The video processor EC2 instance is expensive and only started when there's work to do. The rs-machine repository contains a cron script (cron/start_video_processor.php) that:

  1. Checks for videos needing processing (download, screenshots, transcripts, bill detection, speaker detection, archive)
  2. Queries the instance state via AWS EC2 API
  3. Starts the instance only if work is pending and it's not already running

This runs every 30 minutes during legislative hours (noon-9 PM) via crontab.

CI/CD Pipeline

  1. PHP syntax linting
  2. Composer install
  3. PHPUnit test suite
  4. Deploy to CodeDeploy (on master branch)

Development Tips

  • Always use Docker for testing - ensures ffmpeg and other dependencies are available
  • Queue fallback is automatic - in-memory queue used when SQS unavailable
  • Test fixtures are large - run bin/fetch_test_fixtures.php to download sample videos
  • Check the gating file - analysis won't run without /home/ubuntu/video-processor.txt
  • Scraper output is JSON - check storage/scraper/ for debugging metadata collection

Relationship to Other Repositories

Repository Relationship
richmondsunlight.com Source of includes/ directory (shared classes, settings)
rs-api Consumes video_index and video_transcript data
rs-machine Triggers video processor EC2 instance; provides committee/legislator data; runs cron/start_video_processor.php

Known Design Decisions

Duplicate Video Detection

Videos are deduplicated using a composite key of chamber|date|duration_seconds.

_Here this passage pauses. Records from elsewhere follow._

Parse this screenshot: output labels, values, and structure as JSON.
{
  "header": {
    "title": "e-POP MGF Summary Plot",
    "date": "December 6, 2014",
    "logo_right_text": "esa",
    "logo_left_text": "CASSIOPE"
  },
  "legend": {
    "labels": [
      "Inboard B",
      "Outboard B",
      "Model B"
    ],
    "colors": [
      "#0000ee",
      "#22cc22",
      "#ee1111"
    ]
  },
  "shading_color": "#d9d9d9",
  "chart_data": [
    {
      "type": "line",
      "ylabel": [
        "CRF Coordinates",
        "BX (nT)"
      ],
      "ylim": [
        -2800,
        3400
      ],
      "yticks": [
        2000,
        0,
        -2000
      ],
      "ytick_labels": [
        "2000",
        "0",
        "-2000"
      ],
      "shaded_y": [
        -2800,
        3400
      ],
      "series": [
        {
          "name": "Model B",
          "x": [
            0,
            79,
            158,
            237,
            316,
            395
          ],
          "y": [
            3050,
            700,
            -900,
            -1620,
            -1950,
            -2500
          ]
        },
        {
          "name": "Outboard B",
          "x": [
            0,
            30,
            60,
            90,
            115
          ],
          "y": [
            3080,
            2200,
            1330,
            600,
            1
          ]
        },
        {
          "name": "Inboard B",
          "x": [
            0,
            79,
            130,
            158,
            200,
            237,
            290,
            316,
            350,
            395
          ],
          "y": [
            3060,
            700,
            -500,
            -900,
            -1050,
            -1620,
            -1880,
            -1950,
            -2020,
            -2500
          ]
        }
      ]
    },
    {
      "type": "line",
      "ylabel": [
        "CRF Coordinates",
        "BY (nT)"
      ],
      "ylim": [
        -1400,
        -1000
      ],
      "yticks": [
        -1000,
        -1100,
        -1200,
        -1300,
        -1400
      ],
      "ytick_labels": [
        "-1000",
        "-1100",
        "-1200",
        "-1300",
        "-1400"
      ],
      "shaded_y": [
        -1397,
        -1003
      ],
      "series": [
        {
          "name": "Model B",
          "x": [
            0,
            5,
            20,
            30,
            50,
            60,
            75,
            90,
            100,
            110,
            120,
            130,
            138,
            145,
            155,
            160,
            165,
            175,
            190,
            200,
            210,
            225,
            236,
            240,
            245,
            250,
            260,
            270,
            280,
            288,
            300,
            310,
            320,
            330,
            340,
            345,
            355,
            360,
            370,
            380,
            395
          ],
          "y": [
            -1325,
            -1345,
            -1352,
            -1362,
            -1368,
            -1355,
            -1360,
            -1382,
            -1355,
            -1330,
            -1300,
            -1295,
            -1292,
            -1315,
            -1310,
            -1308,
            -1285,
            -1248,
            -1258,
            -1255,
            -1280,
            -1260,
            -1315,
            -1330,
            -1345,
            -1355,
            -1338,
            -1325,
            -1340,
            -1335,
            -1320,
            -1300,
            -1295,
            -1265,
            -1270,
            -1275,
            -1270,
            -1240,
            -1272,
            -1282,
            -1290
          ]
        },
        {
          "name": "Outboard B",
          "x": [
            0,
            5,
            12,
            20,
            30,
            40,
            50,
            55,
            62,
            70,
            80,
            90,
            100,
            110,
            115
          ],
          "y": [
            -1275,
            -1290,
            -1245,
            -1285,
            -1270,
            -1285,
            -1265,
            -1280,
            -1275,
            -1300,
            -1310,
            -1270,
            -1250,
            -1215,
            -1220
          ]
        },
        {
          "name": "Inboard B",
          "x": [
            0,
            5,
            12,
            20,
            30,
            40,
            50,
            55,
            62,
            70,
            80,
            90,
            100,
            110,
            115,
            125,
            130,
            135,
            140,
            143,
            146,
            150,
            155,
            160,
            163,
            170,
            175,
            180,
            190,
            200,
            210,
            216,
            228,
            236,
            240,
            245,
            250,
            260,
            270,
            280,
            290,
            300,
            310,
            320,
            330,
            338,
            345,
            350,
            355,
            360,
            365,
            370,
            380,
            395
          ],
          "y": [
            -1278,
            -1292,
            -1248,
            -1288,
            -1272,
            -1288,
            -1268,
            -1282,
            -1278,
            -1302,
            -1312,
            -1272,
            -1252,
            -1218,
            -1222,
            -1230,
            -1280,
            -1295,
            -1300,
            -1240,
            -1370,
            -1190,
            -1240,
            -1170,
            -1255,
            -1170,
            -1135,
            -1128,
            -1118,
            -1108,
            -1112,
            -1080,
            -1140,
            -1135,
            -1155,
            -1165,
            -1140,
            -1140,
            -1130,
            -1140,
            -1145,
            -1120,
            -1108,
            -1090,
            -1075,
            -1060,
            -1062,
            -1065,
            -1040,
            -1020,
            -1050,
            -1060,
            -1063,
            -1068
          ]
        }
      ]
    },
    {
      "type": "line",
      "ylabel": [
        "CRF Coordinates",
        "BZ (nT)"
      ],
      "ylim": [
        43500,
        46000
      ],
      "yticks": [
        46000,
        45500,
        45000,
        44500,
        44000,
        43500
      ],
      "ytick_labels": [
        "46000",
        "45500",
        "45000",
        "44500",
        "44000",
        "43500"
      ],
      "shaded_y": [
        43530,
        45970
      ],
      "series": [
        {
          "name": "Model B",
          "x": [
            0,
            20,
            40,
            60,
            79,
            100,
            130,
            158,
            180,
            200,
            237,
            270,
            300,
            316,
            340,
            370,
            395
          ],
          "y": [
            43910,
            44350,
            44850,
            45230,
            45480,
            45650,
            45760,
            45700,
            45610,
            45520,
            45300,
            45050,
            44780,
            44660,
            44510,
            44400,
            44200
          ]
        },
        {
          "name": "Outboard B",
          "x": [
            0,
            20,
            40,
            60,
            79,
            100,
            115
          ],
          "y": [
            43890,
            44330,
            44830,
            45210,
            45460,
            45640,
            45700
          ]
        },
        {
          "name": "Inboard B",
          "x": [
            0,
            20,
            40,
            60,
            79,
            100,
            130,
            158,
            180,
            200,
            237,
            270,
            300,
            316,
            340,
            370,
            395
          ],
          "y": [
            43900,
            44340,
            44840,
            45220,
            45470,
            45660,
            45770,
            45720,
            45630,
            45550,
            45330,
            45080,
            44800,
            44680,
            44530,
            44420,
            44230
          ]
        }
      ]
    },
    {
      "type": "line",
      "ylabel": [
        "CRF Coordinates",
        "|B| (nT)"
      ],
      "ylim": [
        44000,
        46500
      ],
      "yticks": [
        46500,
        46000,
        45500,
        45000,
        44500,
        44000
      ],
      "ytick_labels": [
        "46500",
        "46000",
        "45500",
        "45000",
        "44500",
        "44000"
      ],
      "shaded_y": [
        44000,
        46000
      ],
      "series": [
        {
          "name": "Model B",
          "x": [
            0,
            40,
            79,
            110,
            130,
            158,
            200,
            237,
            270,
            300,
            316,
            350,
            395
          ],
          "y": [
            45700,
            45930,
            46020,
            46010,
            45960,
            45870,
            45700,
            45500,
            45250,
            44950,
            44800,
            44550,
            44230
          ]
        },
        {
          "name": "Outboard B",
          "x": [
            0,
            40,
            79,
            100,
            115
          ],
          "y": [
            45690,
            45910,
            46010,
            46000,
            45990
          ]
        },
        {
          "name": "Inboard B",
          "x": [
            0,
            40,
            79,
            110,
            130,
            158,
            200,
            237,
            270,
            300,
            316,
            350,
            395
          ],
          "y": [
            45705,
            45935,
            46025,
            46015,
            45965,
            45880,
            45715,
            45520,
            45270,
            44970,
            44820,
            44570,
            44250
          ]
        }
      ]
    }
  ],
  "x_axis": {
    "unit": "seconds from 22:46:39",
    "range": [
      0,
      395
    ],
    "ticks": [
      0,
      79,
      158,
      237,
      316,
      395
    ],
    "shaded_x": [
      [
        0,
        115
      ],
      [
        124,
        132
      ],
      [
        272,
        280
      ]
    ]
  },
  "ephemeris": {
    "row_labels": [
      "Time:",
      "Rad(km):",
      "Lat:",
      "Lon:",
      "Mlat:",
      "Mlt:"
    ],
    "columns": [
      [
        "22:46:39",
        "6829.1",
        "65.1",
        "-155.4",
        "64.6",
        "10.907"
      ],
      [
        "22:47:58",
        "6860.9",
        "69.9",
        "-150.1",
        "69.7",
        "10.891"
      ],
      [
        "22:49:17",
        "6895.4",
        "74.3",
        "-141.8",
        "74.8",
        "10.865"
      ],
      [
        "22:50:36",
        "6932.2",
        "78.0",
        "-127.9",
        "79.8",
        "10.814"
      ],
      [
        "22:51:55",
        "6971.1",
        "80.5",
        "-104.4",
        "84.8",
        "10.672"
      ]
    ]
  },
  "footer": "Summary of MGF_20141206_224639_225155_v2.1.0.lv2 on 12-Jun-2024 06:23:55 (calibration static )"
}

This is handled by:

  • ExistingFilesRepository - reads existing videos from database, builds keys from length column
  • MissingVideoFilter - compares scraped records against existing keys

The duration (in seconds) is used rather than video URL because URLs can change between scrapes while the video content remains the same.

Speaker Metadata Formats

The SpeakerMetadataExtractor supports two formats:

  • Raw Sliq format: Speakers array with text and startTime fields
  • Normalized format: speakers array with name and start_time fields

This flexibility allows processing both raw scraped data and normalized pipeline output.

Subcommittee Handling

Subcommittees use the same crop configuration as committees for bill detection OCR, since their video layouts are typically identical.

This is a production-critical system that processes legislative video for public transparency. Changes should be tested thoroughly before deployment.